Just to give a hypothetical example, we get a pretty wide shot of the destroyed ruins of Konoha when Pain uses his Almighty Push on it. We can see Naruto and his giant toad summons appearing roughly in the middle of this crater, a bit closer to one side than the other.
Now, if we use the monument-to-wall distance in the calc that means if those characters are in the middle then the distance from them to the walls or to the Hokage monument would be roughly 31 kilometers.
Here is a shot of the toads and Pain facing off with the wall behind the toads. Here is a shot of Pains in the same position with the Hokage monument behind them.
I don't think it would be hard to find rough measurements of how far each landmark is here from the characters, whether its to the wall or to the Hokage monument. If it's a lot less than 31 km then sure, you could say: "Size scaling is too difficult for an artist; it may only look a kilometer away but based on a visual from hundreds of chapters ago that distance should actually be 31 km."

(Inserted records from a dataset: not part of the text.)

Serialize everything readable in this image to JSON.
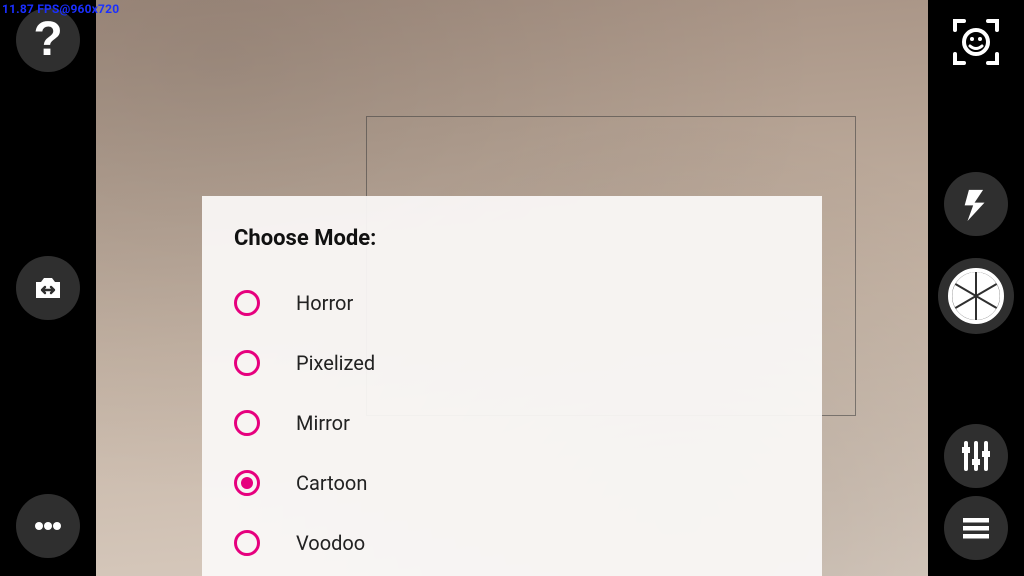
{
  "debug_overlay": "11.87 FPS@960x720",
  "sheet": {
    "title": "Choose Mode:",
    "options": [
      {
        "label": "Horror",
        "selected": false
      },
      {
        "label": "Pixelized",
        "selected": false
      },
      {
        "label": "Mirror",
        "selected": false
      },
      {
        "label": "Cartoon",
        "selected": true
      },
      {
        "label": "Voodoo",
        "selected": false
      }
    ]
  },
  "colors": {
    "accent": "#e6007e"
  },
  "icons": {
    "help": "help-icon",
    "switch_camera": "switch-camera-icon",
    "more": "more-icon",
    "face_detect": "face-detect-icon",
    "flash": "flash-icon",
    "shutter": "shutter-icon",
    "sliders": "sliders-icon",
    "menu": "menu-icon"
  }
}
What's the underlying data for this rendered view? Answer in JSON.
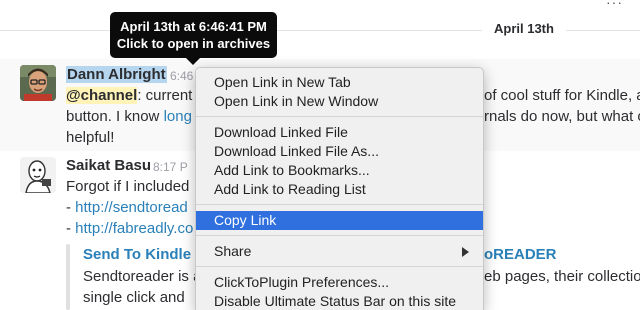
{
  "date_divider": "April 13th",
  "tooltip": {
    "line1": "April 13th at 6:46:41 PM",
    "line2": "Click to open in archives"
  },
  "message1": {
    "sender": "Dann Albright",
    "time": "6:46",
    "mention": "@channel",
    "line1_after_mention": ": current",
    "line1_right": "of cool stuff for Kindle, a",
    "line2_start": "button. I know ",
    "line2_link": "long",
    "line2_right": "rnals do now, but what o",
    "line3": "helpful!"
  },
  "message2": {
    "sender": "Saikat Basu",
    "time": "8:17 P",
    "line1": "Forgot if I included",
    "line2_prefix": "- ",
    "line2_link": "http://sendtoread",
    "line3_prefix": "- ",
    "line3_link": "http://fabreadly.co",
    "attachment_title_left": "Send To Kindle",
    "attachment_title_right": "oREADER",
    "attachment_line1_left": "Sendtoreader is a",
    "attachment_line1_right": "eb pages, their collection",
    "attachment_line2": "single click and"
  },
  "context_menu": {
    "groups": [
      [
        "Open Link in New Tab",
        "Open Link in New Window"
      ],
      [
        "Download Linked File",
        "Download Linked File As...",
        "Add Link to Bookmarks...",
        "Add Link to Reading List"
      ],
      [
        "Copy Link"
      ],
      [
        "Share"
      ],
      [
        "ClickToPlugin Preferences...",
        "Disable Ultimate Status Bar on this site"
      ]
    ],
    "selected_item": "Copy Link"
  },
  "colors": {
    "selection": "#2f6fde",
    "link": "#2a80b9",
    "mention_bg": "#fff3b8",
    "sender_highlight": "#b6d6f0"
  }
}
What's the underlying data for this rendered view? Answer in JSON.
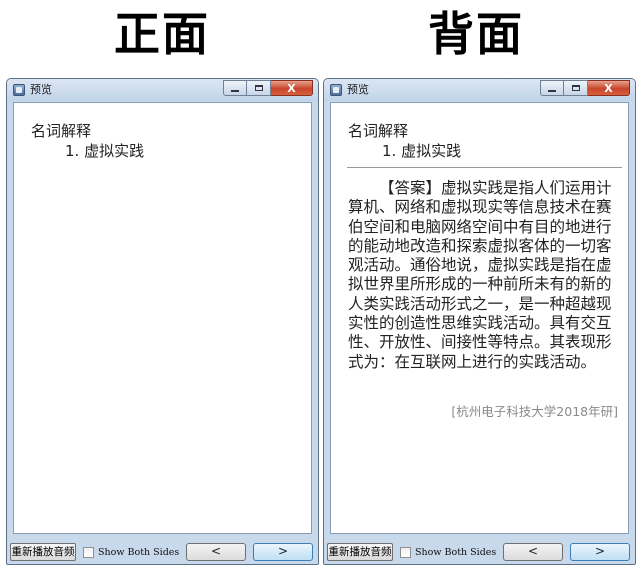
{
  "headings": {
    "front": "正面",
    "back": "背面"
  },
  "window": {
    "title": "预览",
    "controls": {
      "minimize": "minimize-icon",
      "maximize": "maximize-icon",
      "close_label": "X"
    }
  },
  "card": {
    "category": "名词解释",
    "item": "1. 虚拟实践",
    "answer": "【答案】虚拟实践是指人们运用计算机、网络和虚拟现实等信息技术在赛伯空间和电脑网络空间中有目的地进行的能动地改造和探索虚拟客体的一切客观活动。通俗地说，虚拟实践是指在虚拟世界里所形成的一种前所未有的新的人类实践活动形式之一，是一种超越现实性的创造性思维实践活动。具有交互性、开放性、间接性等特点。其表现形式为：在互联网上进行的实践活动。",
    "source": "[杭州电子科技大学2018年研]"
  },
  "footer": {
    "replay_label": "重新播放音频",
    "show_both_label": "Show Both Sides",
    "show_both_checked": false,
    "prev_label": "<",
    "next_label": ">"
  }
}
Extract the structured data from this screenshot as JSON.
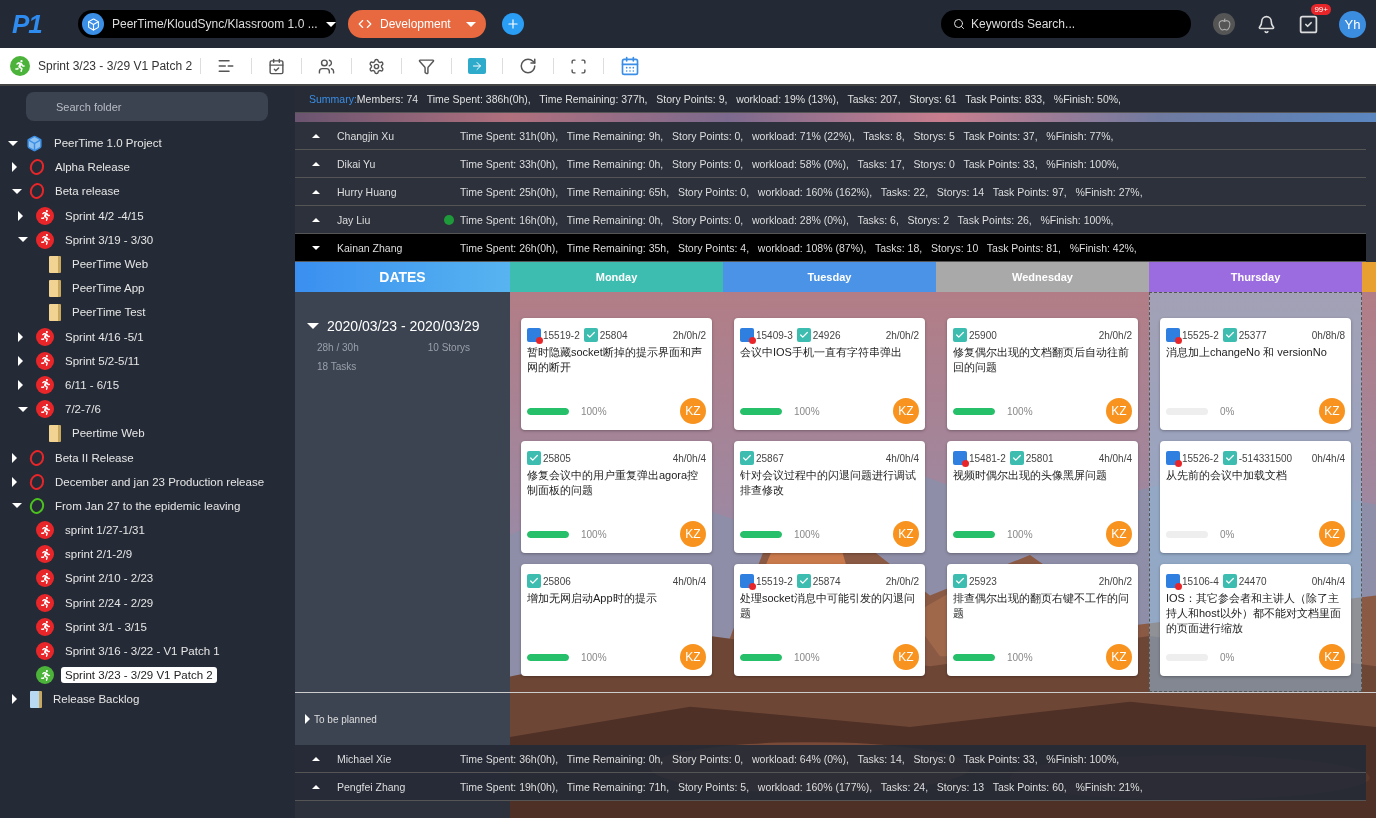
{
  "top_bar": {
    "logo": "P1",
    "project": "PeerTime/KloudSync/Klassroom 1.0 ...",
    "environment": "Development",
    "search": {
      "placeholder": "Keywords Search..."
    },
    "notification_badge": "99+",
    "avatar": "Yh"
  },
  "toolbar": {
    "sprint": "Sprint 3/23 - 3/29 V1 Patch 2"
  },
  "sidebar": {
    "search": {
      "placeholder": "Search folder"
    },
    "tree": [
      {
        "label": "PeerTime 1.0 Project",
        "kind": "project",
        "expanded": true,
        "selected": false,
        "children": [
          {
            "label": "Alpha Release",
            "kind": "release",
            "color": "#e8262a",
            "expanded": false,
            "selected": false
          },
          {
            "label": "Beta release",
            "kind": "release",
            "color": "#e8262a",
            "expanded": true,
            "selected": false,
            "children": [
              {
                "label": "Sprint 4/2 -4/15",
                "kind": "sprint",
                "color": "#e8262a",
                "expanded": false,
                "selected": false
              },
              {
                "label": "Sprint 3/19 - 3/30",
                "kind": "sprint",
                "color": "#e8262a",
                "expanded": true,
                "selected": false,
                "children": [
                  {
                    "label": "PeerTime Web",
                    "kind": "folder",
                    "selected": false
                  },
                  {
                    "label": "PeerTime App",
                    "kind": "folder",
                    "selected": false
                  },
                  {
                    "label": "PeerTime Test",
                    "kind": "folder",
                    "selected": false
                  }
                ]
              },
              {
                "label": "Sprint 4/16 -5/1",
                "kind": "sprint",
                "color": "#e8262a",
                "expanded": false,
                "selected": false
              },
              {
                "label": "Sprint 5/2-5/11",
                "kind": "sprint",
                "color": "#e8262a",
                "expanded": false,
                "selected": false
              },
              {
                "label": "6/11 - 6/15",
                "kind": "sprint",
                "color": "#e8262a",
                "expanded": false,
                "selected": false
              },
              {
                "label": "7/2-7/6",
                "kind": "sprint",
                "color": "#e8262a",
                "expanded": true,
                "selected": false,
                "children": [
                  {
                    "label": "Peertime Web",
                    "kind": "folder",
                    "selected": false
                  }
                ]
              }
            ]
          },
          {
            "label": "Beta II Release",
            "kind": "release",
            "color": "#e8262a",
            "expanded": false,
            "selected": false
          },
          {
            "label": "December and jan 23 Production release",
            "kind": "release",
            "color": "#e8262a",
            "expanded": false,
            "selected": false
          },
          {
            "label": "From Jan 27 to the epidemic leaving",
            "kind": "release",
            "color": "#4cc21e",
            "expanded": true,
            "selected": false,
            "children": [
              {
                "label": "sprint 1/27-1/31",
                "kind": "sprint",
                "color": "#e8262a",
                "selected": false
              },
              {
                "label": "sprint 2/1-2/9",
                "kind": "sprint",
                "color": "#e8262a",
                "selected": false
              },
              {
                "label": "Sprint 2/10 - 2/23",
                "kind": "sprint",
                "color": "#e8262a",
                "selected": false
              },
              {
                "label": "Sprint 2/24 - 2/29",
                "kind": "sprint",
                "color": "#e8262a",
                "selected": false
              },
              {
                "label": "Sprint 3/1 - 3/15",
                "kind": "sprint",
                "color": "#e8262a",
                "selected": false
              },
              {
                "label": "Sprint 3/16 - 3/22 - V1 Patch 1",
                "kind": "sprint",
                "color": "#e8262a",
                "selected": false
              },
              {
                "label": "Sprint 3/23 - 3/29 V1 Patch 2",
                "kind": "sprint",
                "color": "#4cb33a",
                "selected": true
              }
            ]
          },
          {
            "label": "Release Backlog",
            "kind": "backlog",
            "expanded": false,
            "selected": false
          }
        ]
      }
    ]
  },
  "summary": {
    "label": "Summary:",
    "text": "Members: 74   Time Spent: 386h(0h),   Time Remaining: 377h,   Story Points: 9,   workload: 19% (13%),   Tasks: 207,   Storys: 61   Task Points: 833,   %Finish: 50%,"
  },
  "members": [
    {
      "name": "Changjin Xu",
      "online": false,
      "expanded": false,
      "stats": "Time Spent: 31h(0h),   Time Remaining: 9h,   Story Points: 0,   workload: 71% (22%),   Tasks: 8,   Storys: 5   Task Points: 37,   %Finish: 77%,"
    },
    {
      "name": "Dikai Yu",
      "online": false,
      "expanded": false,
      "stats": "Time Spent: 33h(0h),   Time Remaining: 0h,   Story Points: 0,   workload: 58% (0%),   Tasks: 17,   Storys: 0   Task Points: 33,   %Finish: 100%,"
    },
    {
      "name": "Hurry Huang",
      "online": false,
      "expanded": false,
      "stats": "Time Spent: 25h(0h),   Time Remaining: 65h,   Story Points: 0,   workload: 160% (162%),   Tasks: 22,   Storys: 14   Task Points: 97,   %Finish: 27%,"
    },
    {
      "name": "Jay Liu",
      "online": true,
      "expanded": false,
      "stats": "Time Spent: 16h(0h),   Time Remaining: 0h,   Story Points: 0,   workload: 28% (0%),   Tasks: 6,   Storys: 2   Task Points: 26,   %Finish: 100%,"
    },
    {
      "name": "Kainan Zhang",
      "online": false,
      "expanded": true,
      "stats": "Time Spent: 26h(0h),   Time Remaining: 35h,   Story Points: 4,   workload: 108% (87%),   Tasks: 18,   Storys: 10   Task Points: 81,   %Finish: 42%,"
    }
  ],
  "calendar": {
    "dates_header": "DATES",
    "range": {
      "label": "2020/03/23 - 2020/03/29",
      "expanded": true,
      "hours": "28h / 30h",
      "storys": "10 Storys",
      "tasks": "18  Tasks"
    },
    "days": [
      {
        "label": "Monday",
        "color": "#3dbdb0",
        "selected": false,
        "cards": [
          {
            "story": "15519-2",
            "task": "25804",
            "time": "2h/0h/2",
            "title": "暂时隐藏socket断掉的提示界面和声网的断开",
            "level": 1,
            "percent": "100%",
            "assignee": "KZ"
          },
          {
            "task": "25805",
            "time": "4h/0h/4",
            "title": "修复会议中的用户重复弹出agora控制面板的问题",
            "level": 1,
            "percent": "100%",
            "assignee": "KZ"
          },
          {
            "task": "25806",
            "time": "4h/0h/4",
            "title": "增加无网启动App时的提示",
            "level": 1,
            "percent": "100%",
            "assignee": "KZ"
          }
        ]
      },
      {
        "label": "Tuesday",
        "color": "#4a93e6",
        "selected": false,
        "cards": [
          {
            "story": "15409-3",
            "task": "24926",
            "time": "2h/0h/2",
            "title": "会议中IOS手机一直有字符串弹出",
            "level": 1,
            "percent": "100%",
            "assignee": "KZ"
          },
          {
            "task": "25867",
            "time": "4h/0h/4",
            "title": "针对会议过程中的闪退问题进行调试排查修改",
            "level": 1,
            "percent": "100%",
            "assignee": "KZ"
          },
          {
            "story": "15519-2",
            "task": "25874",
            "time": "2h/0h/2",
            "title": "处理socket消息中可能引发的闪退问题",
            "level": 1,
            "percent": "100%",
            "assignee": "KZ"
          }
        ]
      },
      {
        "label": "Wednesday",
        "color": "#a9a9a9",
        "selected": false,
        "cards": [
          {
            "task": "25900",
            "time": "2h/0h/2",
            "title": "修复偶尔出现的文档翻页后自动往前回的问题",
            "level": 1,
            "percent": "100%",
            "assignee": "KZ"
          },
          {
            "story": "15481-2",
            "task": "25801",
            "time": "4h/0h/4",
            "title": "视频时偶尔出现的头像黑屏问题",
            "level": 1,
            "percent": "100%",
            "assignee": "KZ"
          },
          {
            "task": "25923",
            "time": "2h/0h/2",
            "title": "排查偶尔出现的翻页右键不工作的问题",
            "level": 1,
            "percent": "100%",
            "assignee": "KZ"
          }
        ]
      },
      {
        "label": "Thursday",
        "color": "#9b6be0",
        "selected": true,
        "cards": [
          {
            "story": "15525-2",
            "task": "25377",
            "time": "0h/8h/8",
            "title": "消息加上changeNo 和 versionNo",
            "level": 0,
            "percent": "0%",
            "assignee": "KZ"
          },
          {
            "story": "15526-2",
            "task": "-514331500",
            "time": "0h/4h/4",
            "title": "从先前的会议中加载文档",
            "level": 0,
            "percent": "0%",
            "assignee": "KZ"
          },
          {
            "story": "15106-4",
            "task": "24470",
            "time": "0h/4h/4",
            "title": "IOS：其它参会者和主讲人（除了主持人和host以外）都不能对文档里面的页面进行缩放",
            "level": 0,
            "percent": "0%",
            "assignee": "KZ"
          }
        ]
      }
    ],
    "to_be_planned": "To be planned"
  },
  "members_below": [
    {
      "name": "Michael Xie",
      "online": false,
      "expanded": false,
      "stats": "Time Spent: 36h(0h),   Time Remaining: 0h,   Story Points: 0,   workload: 64% (0%),   Tasks: 14,   Storys: 0   Task Points: 33,   %Finish: 100%,"
    },
    {
      "name": "Pengfei Zhang",
      "online": false,
      "expanded": false,
      "stats": "Time Spent: 19h(0h),   Time Remaining: 71h,   Story Points: 5,   workload: 160% (177%),   Tasks: 24,   Storys: 13   Task Points: 60,   %Finish: 21%,"
    }
  ]
}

But isn't there an equally plausible alternative that these more consistent panels showing a lesser distance are the author's intended vision and his earlier panel that showed the Forest of Death could be a mistake?
Because these aren't just one-off little mistakes. Kishimoto provides many such angles throughout that arc here, and here, and here, and here.
The argument that the author has trouble showing scale seems to work in reverse too; maybe Kishimoto can draw the features of the village really well up close but struggled to draw it correctly when he did the wide shot in chapter 115. We can't really say which version of scale he struggled with, but we can see how he consistently drew the village since that chapter.
Is this not a significant portion of the entire village?